At the neurophysiological level, ACEs are linked to restricted blood flow to the prefrontal cortex, impeding development, which was subsequently linked to poorer executive functioning (41, 42). ACEs are also associated with elevated cortisol, promoting amyloid β plaque deposits. The accumulation of these plaques is related to brain atrophy and accelerated adulthood cognitive impairment (41). Additionally, ACE may be related to heightened levels of systemic inflammation, it also would play an important role in the pathogenesis of adulthood cognitive impairment (42).
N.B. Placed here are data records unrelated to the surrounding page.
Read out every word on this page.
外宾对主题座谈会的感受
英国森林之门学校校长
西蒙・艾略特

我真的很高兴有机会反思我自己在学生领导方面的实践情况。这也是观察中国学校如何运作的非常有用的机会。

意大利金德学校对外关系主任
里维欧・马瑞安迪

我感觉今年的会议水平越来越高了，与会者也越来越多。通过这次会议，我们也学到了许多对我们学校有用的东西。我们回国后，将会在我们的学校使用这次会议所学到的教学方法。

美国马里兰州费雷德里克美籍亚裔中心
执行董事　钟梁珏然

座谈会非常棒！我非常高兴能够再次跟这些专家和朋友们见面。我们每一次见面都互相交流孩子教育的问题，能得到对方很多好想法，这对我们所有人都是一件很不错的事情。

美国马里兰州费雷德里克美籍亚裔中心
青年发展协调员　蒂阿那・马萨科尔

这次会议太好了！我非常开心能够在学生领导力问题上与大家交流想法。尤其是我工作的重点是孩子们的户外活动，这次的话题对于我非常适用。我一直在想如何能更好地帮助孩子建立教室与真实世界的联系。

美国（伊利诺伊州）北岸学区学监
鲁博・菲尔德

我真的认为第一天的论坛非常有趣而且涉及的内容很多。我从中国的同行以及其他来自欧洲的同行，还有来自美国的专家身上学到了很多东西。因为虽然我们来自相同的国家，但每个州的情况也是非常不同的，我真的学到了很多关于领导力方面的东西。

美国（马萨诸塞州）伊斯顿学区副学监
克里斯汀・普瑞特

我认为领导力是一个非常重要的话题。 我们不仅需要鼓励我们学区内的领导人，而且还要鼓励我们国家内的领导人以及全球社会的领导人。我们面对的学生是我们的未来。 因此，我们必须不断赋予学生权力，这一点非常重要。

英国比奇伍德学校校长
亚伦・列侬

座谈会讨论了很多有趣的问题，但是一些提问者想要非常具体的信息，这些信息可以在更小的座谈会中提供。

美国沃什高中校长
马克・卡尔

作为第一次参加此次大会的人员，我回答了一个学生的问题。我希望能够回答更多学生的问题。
In this meta-analysis, we observed substantial heterogeneity. This heterogeneity mainly stemmed from the following aspects. Firstly, the wide age range 37–75 years in CTQ analyses may have introduced bias due to differences in baseline health, cognitive function and recall perspectives across age groups. Secondly, two enrolled patients had major depressive disorder, which is an important confounder as MD is associated with both higher ACEs incidence and cognitive impairment (43, 44). Thirdly, common modifiable risk factors were insufficiently controlled, specifically, common modifiable risk factors, including diabetes, thyroid dysfunction, cardiovascular disease, and sensory impairments, were not systematically controlled or excluded (45–47).
This study has several limitations. First, the retrospective observational study designs utilized in the included research did not establish causal relationships but rather indicated associations. However, given the nature of our study, these designs were the most practical and suitable approach. Second, the number of included studies and the number of events may limit the generalizability of our results.
Conclusion
5
In conclusion, the findings of this systematic review and meta-analysis have suggested that ACEs may be associated with an increased risk of cognitive impairment in adulthood, specifically being under 65 years old, the total CTQ score and emotional neglect. The findings also indicate that early identification should be undertaken among those with cognitive impairment associated with ACEs.